In the midst of a pandemic, positivity can be hard to come by, particularly when protests and racial tension may compound emotions already running high from months of staying at home and from uncertainty over a new virus.
Looking for a way to contribute constructively to the challenging situation, husband-and-wife duo James Pawelski, a professor of practice in Penn’s Positive Psychology Center (PPC), and science of well-being writer and double Penn alumna Suzann Pileggi Pawelski, teamed with Larry King to create a free online video series called “Coping with COVID.” Each 30-minute show lives on the site of Positive Voices, an online business founded by several Penn alum, with the social mission to increase global well-being.
Together, Pawelski and King interview experts and researchers on subjects from parenting in a pandemic to spirituality. “We wanted to be a bridge between the research and the application,” says Pawelski, who is the PPC director of education and runs Penn’s Master of Applied Positive Psychology Program (MAPP). “There’s a lot of information going around and we wanted to add to the conversation, but from a standpoint well-rooted in science.”
The seeds of this partnership began after King interviewed Pawelski and Pileggi Pawelski about their 2018 book “Happy Together.” As the Positive Voices team, led by 2015 MAPP graduates Danny Southwick and Donna Hemmert, better shaped what a new COVID-related series would look like, they felt that someone like King could help the information reach a broad audience during a troubling time.

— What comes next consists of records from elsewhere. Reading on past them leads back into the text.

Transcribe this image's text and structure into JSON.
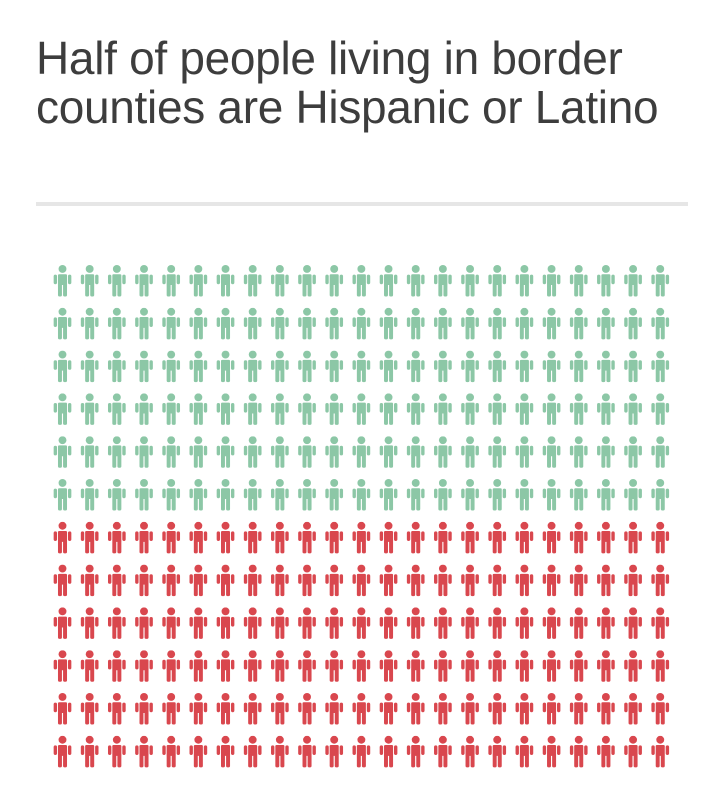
{
  "title": "Half of people living in border counties are Hispanic or Latino",
  "colors": {
    "hispanic_or_latino": "#8cc7a6",
    "other": "#d9474e"
  },
  "icon": "person-icon",
  "chart_data": {
    "type": "pictogram",
    "title": "Half of people living in border counties are Hispanic or Latino",
    "grid": {
      "columns": 23,
      "rows": 12
    },
    "series": [
      {
        "color": "#8cc7a6",
        "rows": 6,
        "count": 138
      },
      {
        "color": "#d9474e",
        "rows": 6,
        "count": 138
      }
    ]
  }
}
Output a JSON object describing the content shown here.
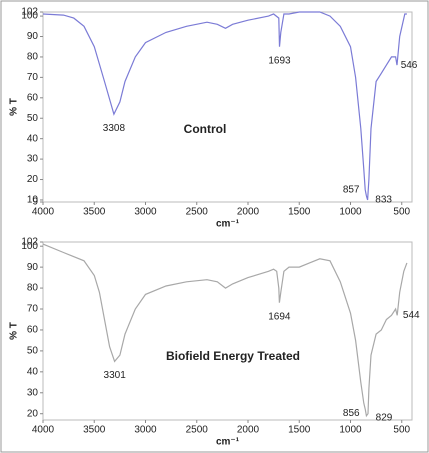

He readily agreed to the project, and to do it for free. “When you’re in a situation that we’re in, what’s better than learning,” King says. “This series offers tremendous growth potential for people. It’s only beneficial, and I’m proud to be a part of it.”
During the first episode, which aired in mid-April, Pawelski and King discussed why such conversations are needed and what positive psychology is all about. In seven others so far, they’ve broached topics with researcher-guests like how families can thrive during the pandemic, the role of exercise in boosting the mind, and why someone doesn’t need to be religious to benefit from spirituality.
“Larry and James have great chemistry and work well together,” says Southwick, who is currently pursuing a Ph.D. in psychology at Penn.
“Larry asks these open, authentic questions that people on the street want to know, but the series offers more than just media interviews,” Hemmert says. “We’re providing information that people can use to improve their lives, and James is a master at synthesizing great research from the best people on the planet.”
Pawelski says he’d like to keep the program going for as long as there’s a need. To that end, upcoming interviews will feature discussions about race and other topics pertinent to current national events spurred by the death of George Floyd.
The partnership will also soon move beyond the “Coping with COVID” series, when King and Pawelski interview actor Kevin Bacon—virtually, from their homes—about Bacon’s nonprofit SixDegrees.org. That event is being hosted by New York City’s 92nd Street Y.
“Relationships are such a key part of Kevin’s life,” Pawelski says. “He realized the ‘six degrees of Kevin Bacon’ phenomenon was something he could use to connect people and causes with celebrities to raise money for charity.”
During the pandemic, that’s meant SixDegrees.org has raised funds to feed frontline workers. Bacon has also created a movement around the hashtag #Istayhomefor to encourage people to stay home and to tell the world why they’re doing so. The live June 11 event, called “The Art of Positive Conversation,” will also explore the role of arts and culture in well-being and the importance of open dialogue at this moment in history. It will include an opportunity for attendees to join the conversation by posing their own questions to the trio.
“Positive conversations aren’t necessarily always pleasant and comfortable, but they put into practice what is, perhaps, the central finding of positive psychology: ‘Other people matter,’” Pawelski says. “We want to emphasize the importance of listening with openness and curiosity to understand other people and their experiences, interests, and needs. And we want to connect that explicitly to combatting racism in the quest for social justice.”
All of these conversations, the “Coping with COVID” series, the event with Bacon, and several others on the horizon, aim to make sense of a situation for which there is no playbook. “Unless you were a young adult in 1918, you’ve never experienced this,” King says. “This is a terrible time, but in terrible times great people pull together.”
James Pawelski is a professor of practice and director of education in the Positive Psychology Center in the School of Arts & Sciences at the University of Pennsylvania. He is also director of the Humanities and Human Flourishing Project, which investigates connections between engagement in the arts and humanities and human flourishing.
Danny Southwick is a 2015 graduate of the Master of Applied Positive Psychology Program at the University of Pennsylvania, where he is currently pursuing a Ph.D. in the Department of Psychology in the School of Arts & Sciences.
Donna Hemmert is a 2015 graduate of the Master of Applied Positive Psychology Program at the University of Pennsylvania. Prior to MAPP, she spent more than two decades as an executive in internet entrepreneurial ventures.